You can actually configure Gemini’s safety settings to be less restrictive than their defaults, even for production.
Let’s see how this looks in practice. Imagine you’re building a customer support chatbot and you want to allow it to discuss potentially sensitive topics like financial advice or health queries, but still avoid outright harmful content.
Here’s a Python snippet using the google.generativeai library to set up a model with custom safety settings:
import google.generativeai as genai
# Assume you have your API key set as an environment variable
# or passed directly: genai.configure(api_key="YOUR_API_KEY")
genai.configure()
# Configure the model with custom safety settings
# We're reducing the threshold for harassment and hate speech
# and allowing content that might be considered sexually explicit
# but is not harmful.
model = genai.GenerativeModel(
model_name="gemini-1.5-flash-latest",
safety_settings={
"HARASSMENT": "BLOCK_NONE",
"HATE_SPEECH": "BLOCK_NONE",
"SEXUALLY_EXPLICIT": "BLOCK_NONE",
"DANGEROUS_CONTENT": "BLOCK_ONLY_HIGH",
}
)
# Example of a prompt that might have been blocked by default
prompt = "Can you explain the basics of investing in mutual funds for beginners?"

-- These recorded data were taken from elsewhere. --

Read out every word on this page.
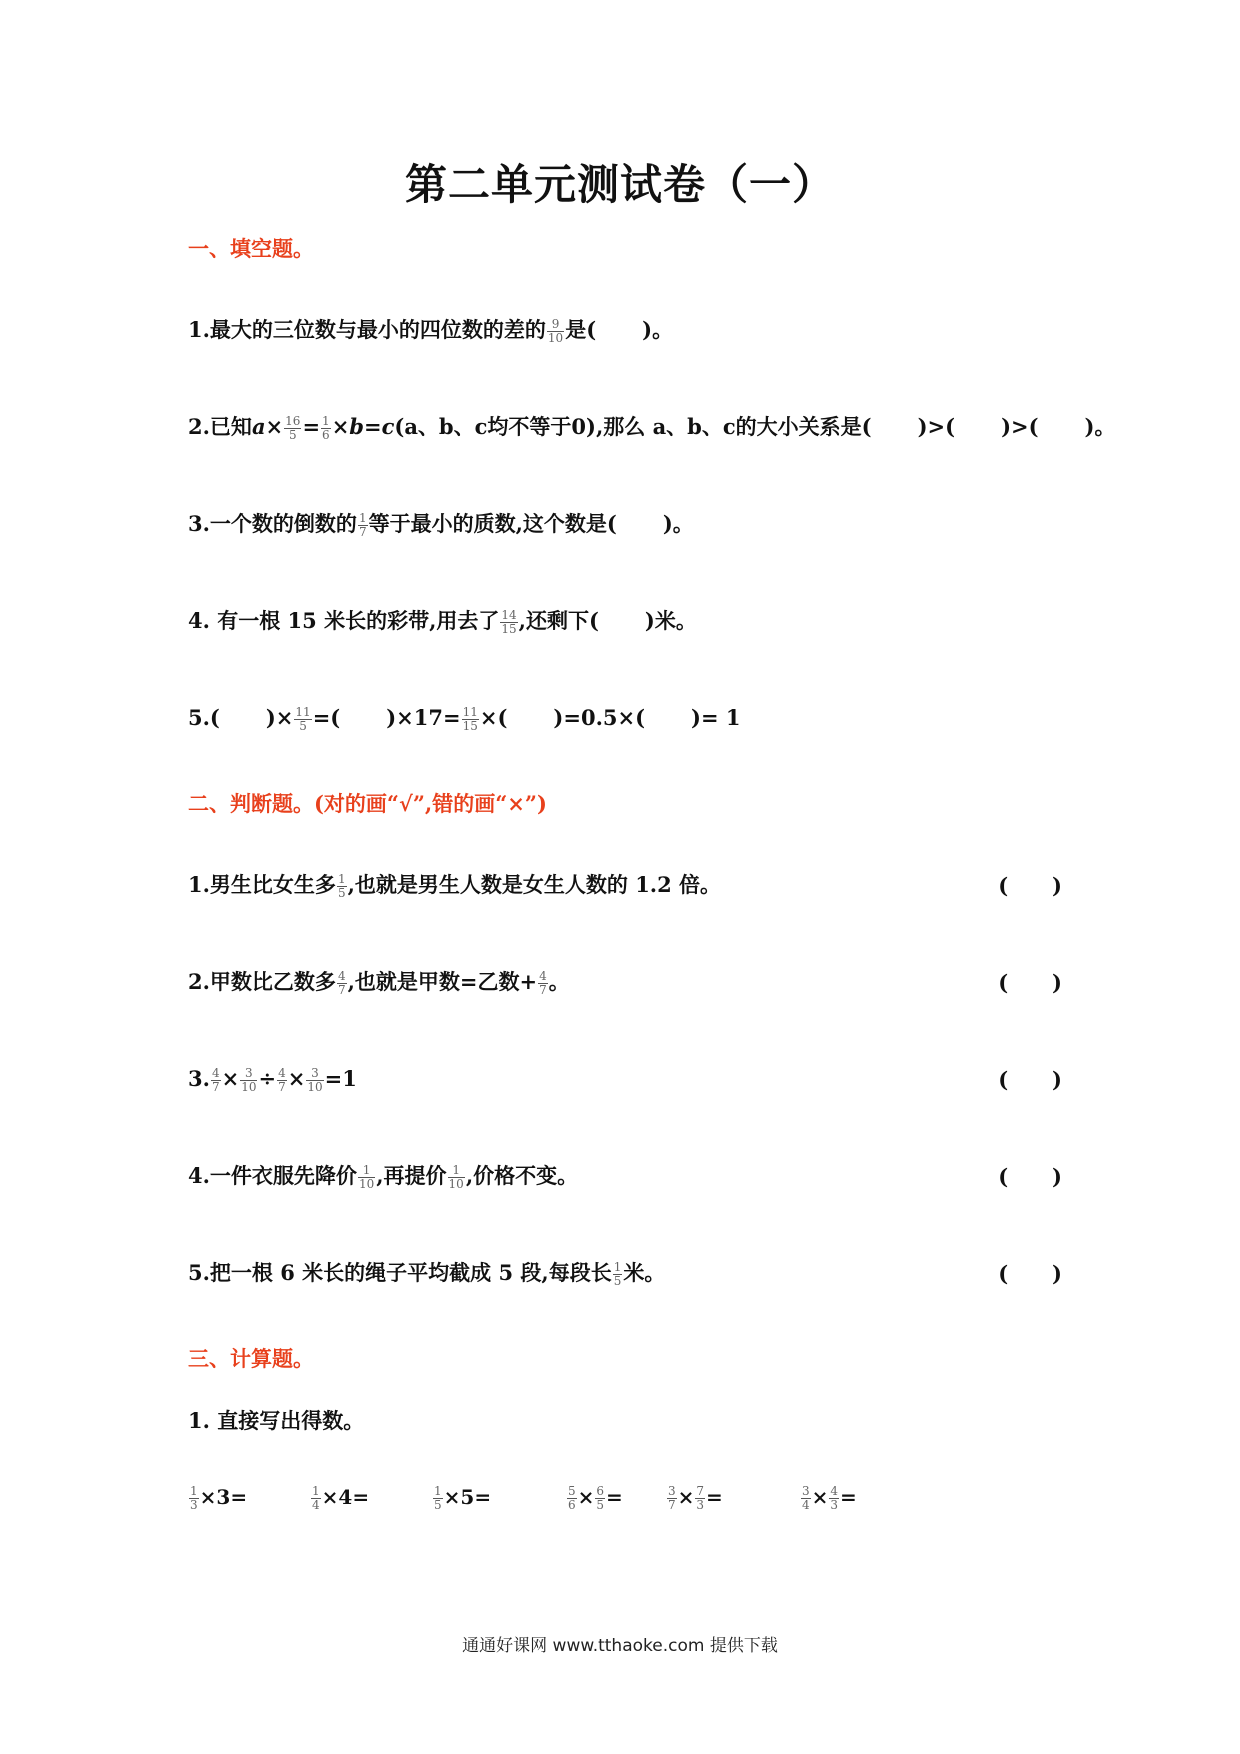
第二单元测试卷（一）
一、填空题。
1.最大的三位数与最小的四位数的差的 $\frac{9}{10}$ 是( )。
2.已知$a\times \frac{16}{5} = \frac{1}{6} \times b=c(a$、b、c均不等于0),那么 a、b、c的大小关系是( )>( )>( )。
3.一个数的倒数的 $\frac{1}{7}$ 等于最小的质数,这个数是( )。
4. 有一根 15 米长的彩带,用去了 $\frac{14}{15}$ ,还剩下( )米。
5.( )× $\frac{11}{5}$ =( )$\times 17= \frac{11}{15}$ ×( )=0.5×( )= 1
二、判断题。(对的画“√”,错的画“×”)
1.男生比女生多 $\frac{1}{5}$ ,也就是男生人数是女生人数的 1.2 倍。	(      )
2.甲数比乙数多 $\frac{4}{7}$ ,也就是甲数=乙数+ $\frac{4}{7}$ 。	(      )
3. $\frac{4}{7} \times \frac{3}{10} \div \frac{4}{7} \times \frac{3}{10} =1$	(      )
4.一件衣服先降价 $\frac{1}{10}$ ,再提价 $\frac{1}{10}$ ,价格不变。	(      )
5.把一根 6 米长的绳子平均截成 5 段,每段长 $\frac{1}{5}$ 米。	(      )
三、计算题。
1. 直接写出得数。
$\frac{1}{3} \times 3=$	$\frac{1}{4} \times 4=$	$\frac{1}{5} \times 5=$	$\frac{5}{6} \times \frac{6}{5}$ =	$\frac{3}{7} \times \frac{7}{3}$ =	$\frac{3}{4} \times \frac{4}{3}$ =
通通好课网 www.tthaoke.com 提供下载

response = model.generate_content(prompt)
print(response.text)
Running this would output an explanation of mutual funds. The key here is the safety_settings dictionary. Each key (HARASSMENT, HATE_SPEECH, SEXUALLY_EXPLICIT, DANGEROUS_CONTENT) corresponds to a safety category. The values are policy levels: BLOCK_NONE, BLOCK_LOW_AND_ABOVE, BLOCK_MEDIUM_AND_ABOVE, BLOCK_HIGH_AND_ABOVE, and BLOCK_ONLY_HIGH.
By setting BLOCK_NONE for harassment and hate speech, we’re telling Gemini to only block content that is demonstrably harmful or illegal. For SEXUALLY_EXPLICIT, BLOCK_NONE means it will allow content that is sexually suggestive but not explicit or exploitative. DANGEROUS_CONTENT is kept at BLOCK_ONLY_HIGH as a baseline for truly hazardous instructions.
The core problem this solves is the rigidity of default safety filters, which can sometimes over-censor legitimate, nuanced, or sensitive conversations that are crucial for certain applications like therapy-adjacent tools, educational platforms discussing mature topics, or creative writing assistants. These settings allow you to fine-tune the model’s sensitivity to better match your specific use case’s risk tolerance and functional requirements.
The mental model here is that each safety category is a dial. The default settings are often turned up high across the board to err on the side of caution for broad public use. For a controlled production environment, you can selectively turn these dials down. You are not disabling safety; you are recalibrating it to a specific risk profile. The BLOCK_ONLY_HIGH setting, for instance, is a common middle ground for categories where you want to allow more nuanced discussion but still stop truly egregious content.
It’s important to understand that setting BLOCK_NONE doesn’t mean Gemini will generate harmful content. It means the automatic filtering mechanisms for that category are turned off. The model’s inherent training still guides it away from generating truly harmful outputs. However, the confidence of the filter in blocking borderline cases is reduced.
A critical, often overlooked aspect is the interplay between BLOCK_NONE and the model’s inherent biases or limitations. Even with all safety filters off, a model might still refuse to generate certain content due to its core training data or alignment. For example, it might still refuse to generate illegal instructions even with DANGEROUS_CONTENT set to BLOCK_NONE, because the model itself has learned that such information is inappropriate. The safety settings are a layer on top of the model’s core behavior.
The next step is often dealing with the nuanced edge cases that still slip through, requiring careful prompt engineering or post-processing of the model’s output.